If a lot of cars regularly travel in a certain direction, the light remains “Green” longer to accommodate the volume of traffic. The pedestrians are not a consideration.
It’s entirely about the cars.
As a result of this priority hierarchy, serious attention must be paid to the “Flashing Countdown.” Some intersections, you have time to amble. Some, you can cross normally. And sometimes, it’s “Gentlemen, start your engines!”
This was a novel experience for me. I haven’t made a study, but I imagine that where I live, there may be some minor variations in the “Countdown” allowances. But I thought that was related to the time pedestrians needed to cross the street. Narrow streets, a shorter “Countdown”; wider streets – you get extra time.
Washington D.C’s strategy, however, and maybe your town’s as well, I wouldn’t know, is totally vehicularly oriented. Apparently, if wasn’t the “Slow Walkers of America” who carried the Big Stick. It was “Drivers In A Hurry.”
Walking in Washington, I would always wear sneakers. I had to. Dress shoes would be a handicap for “the sprint.” I wondered how people with serious ambulatory difficulties dealt with this problem.
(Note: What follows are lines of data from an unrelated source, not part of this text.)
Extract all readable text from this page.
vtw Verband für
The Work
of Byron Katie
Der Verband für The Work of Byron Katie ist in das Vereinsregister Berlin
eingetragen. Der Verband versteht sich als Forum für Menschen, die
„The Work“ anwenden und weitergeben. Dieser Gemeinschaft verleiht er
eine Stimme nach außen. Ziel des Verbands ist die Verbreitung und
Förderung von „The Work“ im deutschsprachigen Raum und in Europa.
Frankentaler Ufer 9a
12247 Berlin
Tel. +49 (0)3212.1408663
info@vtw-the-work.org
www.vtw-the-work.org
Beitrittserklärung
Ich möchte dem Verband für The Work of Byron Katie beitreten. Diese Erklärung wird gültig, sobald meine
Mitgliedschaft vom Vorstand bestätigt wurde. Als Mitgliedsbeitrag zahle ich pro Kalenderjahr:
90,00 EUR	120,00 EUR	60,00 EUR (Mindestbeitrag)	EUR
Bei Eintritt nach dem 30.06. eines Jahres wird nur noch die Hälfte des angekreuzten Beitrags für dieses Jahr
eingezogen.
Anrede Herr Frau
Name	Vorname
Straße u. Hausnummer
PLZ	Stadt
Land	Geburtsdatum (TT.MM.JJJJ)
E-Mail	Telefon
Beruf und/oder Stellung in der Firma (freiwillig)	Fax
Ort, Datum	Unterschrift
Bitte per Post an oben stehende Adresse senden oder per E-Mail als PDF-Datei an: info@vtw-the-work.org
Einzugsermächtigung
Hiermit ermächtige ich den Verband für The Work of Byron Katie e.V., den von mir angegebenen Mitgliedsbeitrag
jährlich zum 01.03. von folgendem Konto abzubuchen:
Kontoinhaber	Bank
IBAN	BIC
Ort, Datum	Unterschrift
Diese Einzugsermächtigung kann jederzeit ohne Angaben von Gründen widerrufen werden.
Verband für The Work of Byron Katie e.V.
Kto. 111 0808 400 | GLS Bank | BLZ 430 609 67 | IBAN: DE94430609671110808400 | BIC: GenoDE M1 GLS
“I made a study of all the ‘wide-street, limited crossing time’ situations. And I go a different way.”
That’s great if you have options. But what if you don’t?
“What can I tell you? There are some places I haven’t been in years.”
You don’t have to be a conservative to worry about the efficiency of government. But when people in the city that enacts our laws make decisions that require you to be a Gold Medal Winner in the hundred-meter dash to successfully cross an intersection, you start worrying about its sanity as well.